Creo que a casi todos los que ya hemos dejado atrás la posibilidad de cumplir los cuarenta, nos chocó el surgimiento de las redes sociales.
En ese momento, muchos, entre los que me incluyo, éramos muy jóvenes y ya teníamos redes sociales a los que llamábamos “amigos” así que nos permitimos la soberbia de despreciar aquello que considerábamos un lugar menor para relacionarnos con otros seres humanos.
Pero como el tiempo es el mayor enemigo de la soberbia, con los años la mayoría de aquellos jóvenes que hoy somos adultos, pasamos parte de nuestras vidas en esos mismos lugares virtuales que en su día intentamos ridiculizar. Y es ahí, entre Twitter e Instagram, donde me he dado cuenta de que las redes sociales además de ser una herramienta para compartir información, se han convertido en un lugar donde colectivizar las emociones que no somos capaces de digerir.
La mayoría de seres humanos no sabemos gestionar bien nuestras emociones negativas. Están ahí, las sentimos, a veces las esquivamos, otras las tapamos, nos drogamos para no sentirlas, las aplacamos comportándonos de mil formas compulsivas que nos hacen daño, intentamos no mirarlas…hacemos de todo menos integrarlas bien y ellas siguen en nosotros mandándonos avisos de que necesitan contarnos algo.
Así que cuando gritan demasiado fuerte y ya no podemos soportarlas más, abrimos la aplicación de Twitter enfadados y buscamos cualquier excusa para soltárselas a los que por allí estén en ese momento para que se las lleven bien lejos y se encarguen de hacer algo con ellas.
Pero el enfado, la ira y el odio no nos sirven de nada. Salimos de Internet aún más frustrados y enfadados porque Internet no son los padres. No podemos pretender el resto del mundo venga corriendo a encargarse de gestionar nuestros berrinches como si fuésemos niños pequeños que llaman a gritos a papá y a mamá para que vengan a solucionar el hecho de que al mundo no le dé la gana de comportarse como nosotros queremos que lo haga.

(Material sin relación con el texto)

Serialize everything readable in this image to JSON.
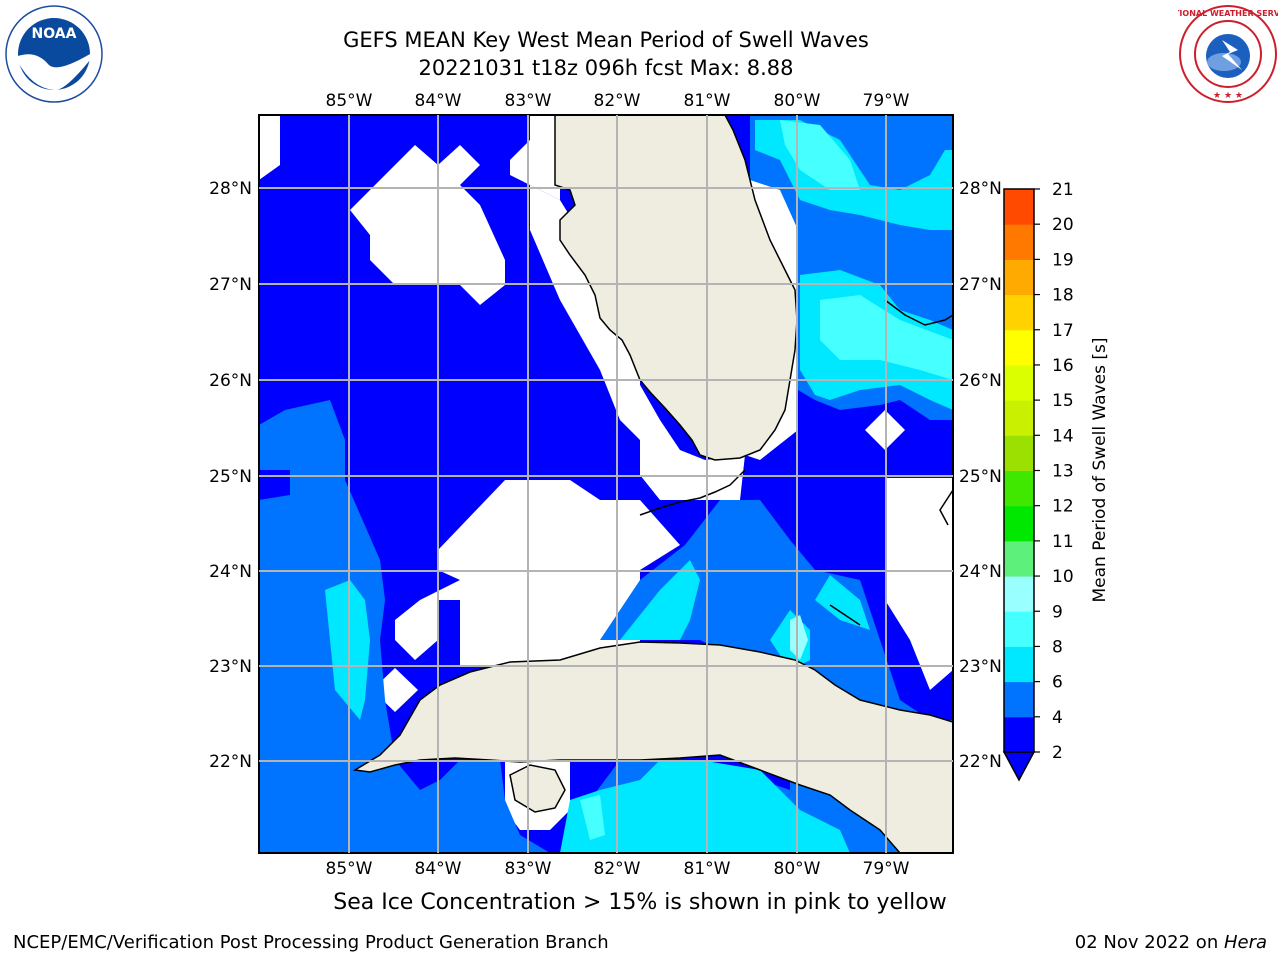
{
  "title": {
    "line1": "GEFS MEAN Key West Mean Period of Swell Waves",
    "line2": "20221031 t18z 096h fcst   Max: 8.88"
  },
  "caption": "Sea Ice Concentration > 15% is shown in pink to yellow",
  "footer": {
    "left": "NCEP/EMC/Verification Post Processing Product Generation Branch",
    "date": "02 Nov 2022 on ",
    "host": "Hera"
  },
  "logos": {
    "noaa_text": "NOAA",
    "nws_text": "NATIONAL WEATHER SERVICE"
  },
  "map": {
    "lon_labels": [
      "85°W",
      "84°W",
      "83°W",
      "82°W",
      "81°W",
      "80°W",
      "79°W"
    ],
    "lat_labels": [
      "28°N",
      "27°N",
      "26°N",
      "25°N",
      "24°N",
      "23°N",
      "22°N"
    ],
    "land_color": "#eeeddf",
    "grid_color": "#b4b4b4"
  },
  "colorbar": {
    "label": "Mean Period of Swell Waves [s]",
    "ticks": [
      "2",
      "4",
      "6",
      "8",
      "9",
      "10",
      "11",
      "12",
      "13",
      "14",
      "15",
      "16",
      "17",
      "18",
      "19",
      "20",
      "21"
    ],
    "colors": [
      "#0000ff",
      "#0074ff",
      "#00e8ff",
      "#46ffff",
      "#99ffff",
      "#5df07a",
      "#00e800",
      "#40e800",
      "#9be000",
      "#c8f000",
      "#dcff00",
      "#ffff00",
      "#ffd200",
      "#ffaa00",
      "#ff7800",
      "#ff4a00",
      "#ff2000",
      "#ff0000"
    ],
    "extend_color": "#0000ff"
  }
}
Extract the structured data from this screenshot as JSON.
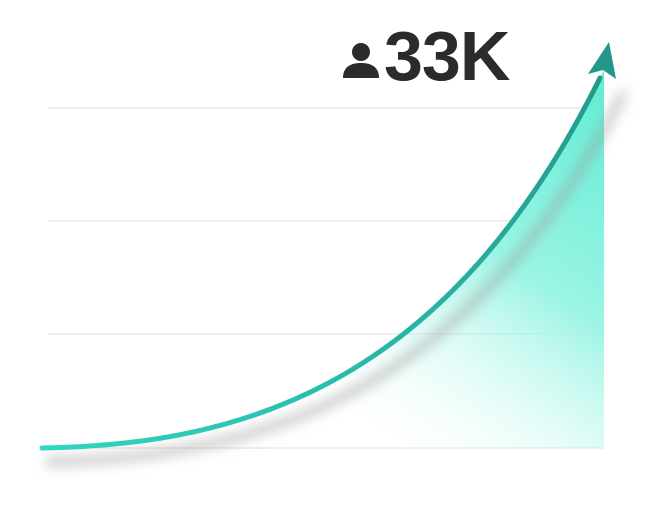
{
  "badge": {
    "label": "33K"
  }
}
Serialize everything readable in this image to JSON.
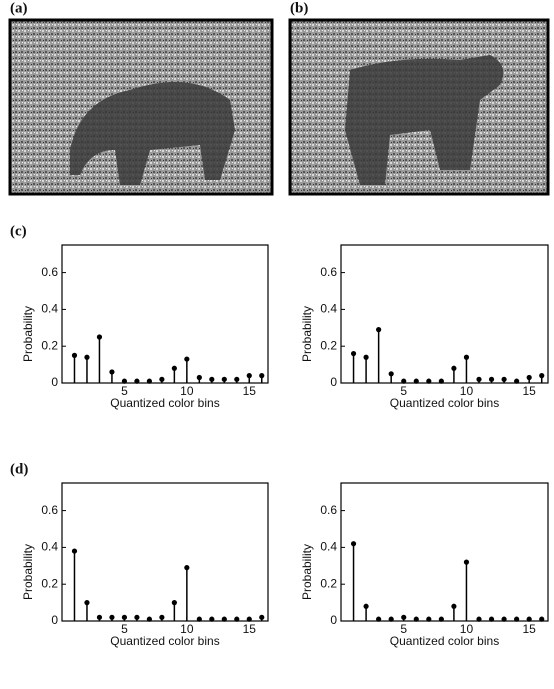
{
  "figure_labels": [
    "(a)",
    "(b)",
    "(c)",
    "(d)"
  ],
  "chart_data": [
    {
      "type": "stem",
      "xlabel": "Quantized color bins",
      "ylabel": "Probability",
      "color": "#000000",
      "x": [
        1,
        2,
        3,
        4,
        5,
        6,
        7,
        8,
        9,
        10,
        11,
        12,
        13,
        14,
        15,
        16
      ],
      "values": [
        0.15,
        0.14,
        0.25,
        0.06,
        0.01,
        0.01,
        0.01,
        0.02,
        0.08,
        0.13,
        0.03,
        0.02,
        0.02,
        0.02,
        0.04,
        0.04
      ],
      "xlim": [
        0,
        16.5
      ],
      "ylim": [
        0,
        0.75
      ],
      "xticks": [
        5,
        10,
        15
      ],
      "yticks": [
        0,
        0.2,
        0.4,
        0.6
      ]
    },
    {
      "type": "stem",
      "xlabel": "Quantized color bins",
      "ylabel": "Probability",
      "color": "#000000",
      "x": [
        1,
        2,
        3,
        4,
        5,
        6,
        7,
        8,
        9,
        10,
        11,
        12,
        13,
        14,
        15,
        16
      ],
      "values": [
        0.16,
        0.14,
        0.29,
        0.05,
        0.01,
        0.01,
        0.01,
        0.01,
        0.08,
        0.14,
        0.02,
        0.02,
        0.02,
        0.01,
        0.03,
        0.04
      ],
      "xlim": [
        0,
        16.5
      ],
      "ylim": [
        0,
        0.75
      ],
      "xticks": [
        5,
        10,
        15
      ],
      "yticks": [
        0,
        0.2,
        0.4,
        0.6
      ]
    },
    {
      "type": "stem",
      "xlabel": "Quantized color bins",
      "ylabel": "Probability",
      "color": "#000000",
      "x": [
        1,
        2,
        3,
        4,
        5,
        6,
        7,
        8,
        9,
        10,
        11,
        12,
        13,
        14,
        15,
        16
      ],
      "values": [
        0.38,
        0.1,
        0.02,
        0.02,
        0.02,
        0.02,
        0.01,
        0.02,
        0.1,
        0.29,
        0.01,
        0.01,
        0.01,
        0.01,
        0.01,
        0.02
      ],
      "xlim": [
        0,
        16.5
      ],
      "ylim": [
        0,
        0.75
      ],
      "xticks": [
        5,
        10,
        15
      ],
      "yticks": [
        0,
        0.2,
        0.4,
        0.6
      ]
    },
    {
      "type": "stem",
      "xlabel": "Quantized color bins",
      "ylabel": "Probability",
      "color": "#000000",
      "x": [
        1,
        2,
        3,
        4,
        5,
        6,
        7,
        8,
        9,
        10,
        11,
        12,
        13,
        14,
        15,
        16
      ],
      "values": [
        0.42,
        0.08,
        0.01,
        0.01,
        0.02,
        0.01,
        0.01,
        0.01,
        0.08,
        0.32,
        0.01,
        0.01,
        0.01,
        0.01,
        0.01,
        0.01
      ],
      "xlim": [
        0,
        16.5
      ],
      "ylim": [
        0,
        0.75
      ],
      "xticks": [
        5,
        10,
        15
      ],
      "yticks": [
        0,
        0.2,
        0.4,
        0.6
      ]
    }
  ]
}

Colectivizamos las emociones en vez de intentar compartirlas porque, en parte, aún somos unos niños egoístas. Mi tristeza es mía. Es una parte de mí que no puedo ir dejando por ahí desperdigada a la espera de que alguien la adopte y se la lleve para siempre. No sería justo teniendo en cuenta que probablemente se la quiera entregar a alguien que por momentos no tiene ni idea de cómo gestionar la suya propia para que no le invada.
Mi tristeza es intransferible, pero la puedo compartir. Puedo mostrarla y pedir que me la cuiden, que la besen o que la acaricien, ayudándome así a sentirme mejor.
Toda esta confusión sobre las emociones viene de un error de aprendizaje. Cuando éramos niños no entendíamos bien las situaciones. Nuestros padres nunca pudieron curarnos las heridas, lo único que hacían eran ponerle un poco de Betadine y abrazarnos para consolarnos mientras las pupas se iban curando ellas solas.
Me gusta muchísimo poder hablar con otras personas en mis redes sociales. Si me ven por allí, por favor, no me entreguen su enfado, es muy probable que yo ese día esté intentando respirar un poco del ahogo de mi tristeza o esté escapándome un rato de mi miedo.
Pero si necesitan unas gotas de Betadine, no duden en pedírmelo, voy por la vida con un cargamento enorme y estaré encantada de compartirlo con ustedes tantas veces como lo necesiten.